Rolls-Royce's engine of growth: Famous firm is banking on Trent XWB to propel revival
Anyone who believes Britain is a post-industrial nation and that the City reigns supreme should be frogmarched onto a train to Derby and plonked in front of Rolls-Royce’s Trent XWB engine.
The Trent XWB, designed for Airbus’s A350 long-haul jet, is being developed in a facility on the outskirts of the East Midlands city, that gives few clues to the engineering marvel that lies within.
To enter one of the 40ft test beds, visitors are guided down a clanking metal staircase and through the ‘void’ – the empty space surrounding the test bed itself to cut down on noise.
As part of the testing, the engine will be pelted with hail and have dead birds thrown at it.
‘When you have a jet engine of this size, to some it is beautiful, to some it is amazingly complicated,’ says Simon Burr, programme director for the Trent XWB. ‘To me, it is bringing together numerous skills, people, intellect, and creative energy.’
The Trent XWB is quite simply huge: the fan case is wider than the fuselage of Concorde.
The blades in the turbine operate at temperatures that can exceed 2000C, well above their melting point, so each has tiny air holes, smaller than a human hair, in it so that ‘cooling air’ – at 700C – can be blown through.
To cope with the heat and the pressure, the 68 turbine blades are made of a nickel-based alloy and are grown from a single crystal to make them stronger. The engines weigh over 16,000lbs and have more than 20,000 parts.
The Trent XWB programme is crucial to Rolls. After a decade of pretty much unbroken success, Rolls has hit a rocky patch.
The company is being investigated by the Serious Fraud Office for alleged corruption in Indonesia and other Asian markets.
Chief executive John Rishton has issued two profit warnings this year and the company has announced 2,600 job losses – the most prominent of which was former finance director Mark Morris, who has taken the rap for poor communication with investors.
Analysts at Investec have even gone so far as to publish an inflammatory note suggesting the company should break itself up to restore investor confidence, spinning off or selling its aerospace business.
The City has fallen out of love with the shares, which have fallen by a third in the past 12 months.
Amid the gloom, it is easy to forget that the company has a £70bn order book, of which £30bn is for the Trent XWB. To put those numbers in perspective, the entire market capitalisation of Barclays bank is around £38billion.
‘It (the XWB) is absolutely synonymous with the future success of this business and it is one of the key growth drivers behind our aerospace growth outlook,’ says Tony Wood, the firm’s president of aerospace.
The engine is designed to fly very long routes, up to 8,300 nautical miles, so will potentially open up new markets.

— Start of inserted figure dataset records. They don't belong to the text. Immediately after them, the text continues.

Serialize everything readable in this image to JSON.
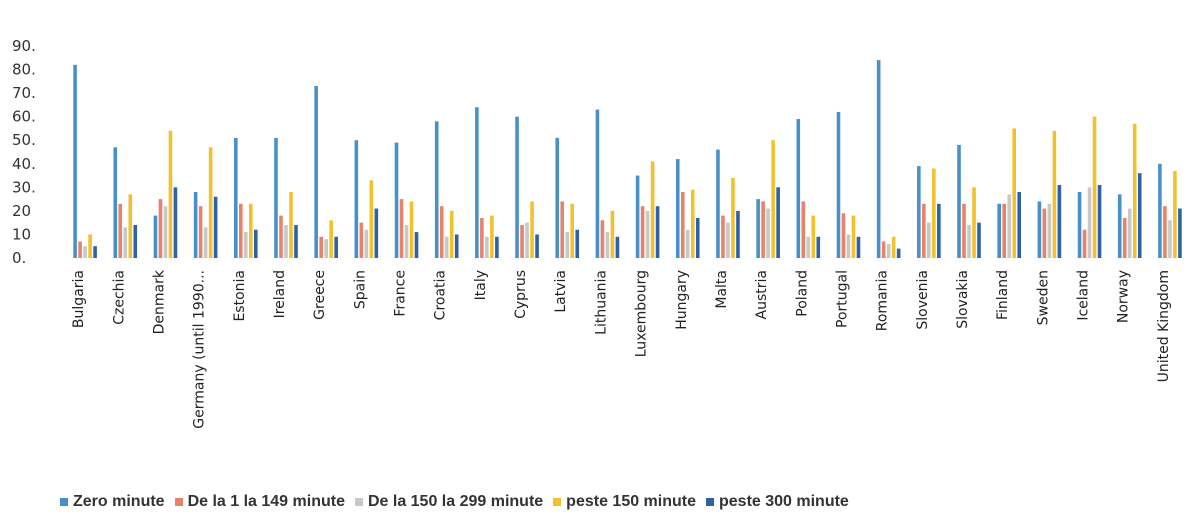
{
  "chart_data": {
    "type": "bar",
    "ylim": [
      0,
      90
    ],
    "yticks": [
      "0.",
      "10",
      "20",
      "30.",
      "40.",
      "50.",
      "60.",
      "70.",
      "80.",
      "90."
    ],
    "categories": [
      "Bulgaria",
      "Czechia",
      "Denmark",
      "Germany (until 1990...",
      "Estonia",
      "Ireland",
      "Greece",
      "Spain",
      "France",
      "Croatia",
      "Italy",
      "Cyprus",
      "Latvia",
      "Lithuania",
      "Luxembourg",
      "Hungary",
      "Malta",
      "Austria",
      "Poland",
      "Portugal",
      "Romania",
      "Slovenia",
      "Slovakia",
      "Finland",
      "Sweden",
      "Iceland",
      "Norway",
      "United Kingdom"
    ],
    "series": [
      {
        "name": "Zero minute",
        "color": "#4a90c8",
        "values": [
          82,
          47,
          18,
          28,
          51,
          51,
          73,
          50,
          49,
          58,
          64,
          60,
          51,
          63,
          35,
          42,
          46,
          25,
          59,
          62,
          84,
          39,
          48,
          23,
          24,
          28,
          27,
          40
        ]
      },
      {
        "name": "De la 1 la 149 minute",
        "color": "#e8826a",
        "values": [
          7,
          23,
          25,
          22,
          23,
          18,
          9,
          15,
          25,
          22,
          17,
          14,
          24,
          16,
          22,
          28,
          18,
          24,
          24,
          19,
          7,
          23,
          23,
          23,
          21,
          12,
          17,
          22
        ]
      },
      {
        "name": "De la 150 la 299 minute",
        "color": "#c8c8c8",
        "values": [
          5,
          13,
          22,
          13,
          11,
          14,
          8,
          12,
          14,
          9,
          9,
          15,
          11,
          11,
          20,
          12,
          15,
          21,
          9,
          10,
          6,
          15,
          14,
          27,
          23,
          30,
          21,
          16
        ]
      },
      {
        "name": "peste 150 minute",
        "color": "#f2c12e",
        "values": [
          10,
          27,
          54,
          47,
          23,
          28,
          16,
          33,
          24,
          20,
          18,
          24,
          23,
          20,
          41,
          29,
          34,
          50,
          18,
          18,
          9,
          38,
          30,
          55,
          54,
          60,
          57,
          37
        ]
      },
      {
        "name": "peste 300 minute",
        "color": "#2e62a8",
        "values": [
          5,
          14,
          30,
          26,
          12,
          14,
          9,
          21,
          11,
          10,
          9,
          10,
          12,
          9,
          22,
          17,
          20,
          30,
          9,
          9,
          4,
          23,
          15,
          28,
          31,
          31,
          36,
          21
        ]
      }
    ]
  }
}
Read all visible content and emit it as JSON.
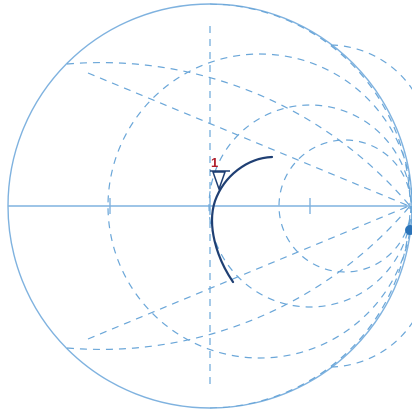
{
  "smith_chart": {
    "marker": {
      "label": "1"
    },
    "colors": {
      "grid": "#7fb2df",
      "grid_dashed": "#6aa6d8",
      "trace": "#1f3f73",
      "marker": "#b01e2c"
    }
  }
}
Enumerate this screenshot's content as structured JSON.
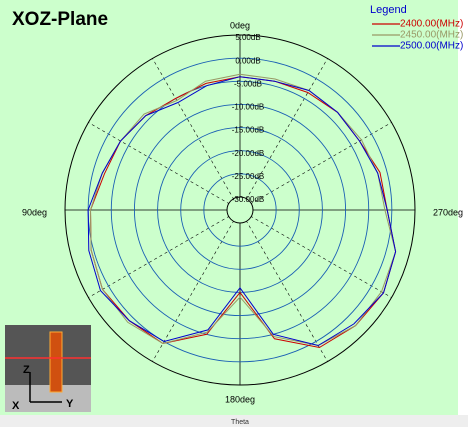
{
  "chart_data": {
    "type": "polar",
    "title": "XOZ-Plane",
    "legend_title": "Legend",
    "theta_label": "Theta",
    "rlim": [
      -30,
      5
    ],
    "rticks": [
      {
        "value": 5,
        "label": "5.00dB"
      },
      {
        "value": 0,
        "label": "0.00dB"
      },
      {
        "value": -5,
        "label": "-5.00dB"
      },
      {
        "value": -10,
        "label": "-10.00dB"
      },
      {
        "value": -15,
        "label": "-15.00dB"
      },
      {
        "value": -20,
        "label": "-20.00dB"
      },
      {
        "value": -25,
        "label": "-25.00dB"
      },
      {
        "value": -30,
        "label": "-30.00dB"
      }
    ],
    "angle_ticks": [
      {
        "value": 0,
        "label": "0deg"
      },
      {
        "value": 90,
        "label": "90deg"
      },
      {
        "value": 180,
        "label": "180deg"
      },
      {
        "value": 270,
        "label": "270deg"
      }
    ],
    "angle_grid": [
      30,
      60,
      120,
      150,
      210,
      240,
      300,
      330
    ],
    "x": [
      0,
      15,
      30,
      45,
      60,
      75,
      90,
      105,
      120,
      135,
      150,
      165,
      180,
      195,
      210,
      225,
      240,
      255,
      270,
      285,
      300,
      315,
      330,
      345
    ],
    "series": [
      {
        "name": "2400.00(MHz)",
        "color": "#cc0000",
        "values": [
          -4,
          -4.5,
          -5,
          -4,
          -3,
          -2.5,
          -0.5,
          0.5,
          1.5,
          1,
          0.5,
          -5,
          -15,
          -4,
          1.5,
          2.5,
          3,
          2,
          -1,
          -1.5,
          -3,
          -3,
          -3.5,
          -4
        ]
      },
      {
        "name": "2450.00(MHz)",
        "color": "#999966",
        "values": [
          -3.5,
          -4,
          -5.5,
          -3.5,
          -3,
          -2,
          -0.5,
          0.5,
          1.5,
          1.5,
          0.5,
          -5.5,
          -14,
          -4.5,
          1,
          2.5,
          2.5,
          2,
          -1.5,
          -2,
          -2.5,
          -3,
          -3,
          -3.5
        ]
      },
      {
        "name": "2500.00(MHz)",
        "color": "#0000cc",
        "values": [
          -4,
          -5,
          -6,
          -4,
          -3,
          -2,
          0,
          1,
          2,
          1,
          0,
          -6,
          -16,
          -5,
          1,
          2,
          3,
          2,
          -1,
          -2,
          -3,
          -3,
          -3,
          -4
        ]
      }
    ]
  },
  "inset": {
    "labels": [
      "Z",
      "Y",
      "X"
    ]
  }
}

Compared with the first generation of Trent engines in the mid 1990s, the XWB will be 16-17 per cent more fuel efficient, a huge saving for airlines. The aircraft has been tested all around the world, in temperatures between -40C to +45C, in locations from La Paz, Bolivia, to Manitoba in Canada. ‘This aircraft is very quiet, which I think is a good thing unless you are sat next to someone very boring,’ says Burr.
By the end of next year Rolls plans to deliver at least two engines a week, and that will accelerate to one every working day by 2017. Eric Schulz, president of civil large engines, says the firm will have more than 50 per cent of the widebody planes market.
The sale of an engine is not a one-off event but works like an annuity, since customers normally enter a long-term maintenance contract.
Once aloft, the engine’s health is monitored so Rolls can spot faults and head them off.
The company four years ago made a strategic equity investment in university spin-out Oxford BioSignals, which started out trying to predict the onset of heart attacks and whose technology can analyse data from multiple sensors on an aircraft engine.
‘Why did we partner with them? It is all about maths,’ says Tony Wood. ‘On a jet engine you are streaming many channels of data.We can then feed those signals through this software and that engine health monitoring system. That is what keeps us sleeping at night. That’s what you get when you buy a Rolls-Royce engine.’
Rolls is depending on the Trent XWB to drive a recovery in 2015 and help restore its reputation – but its success is also crucial to Derby, to the supply chain and to British engineering.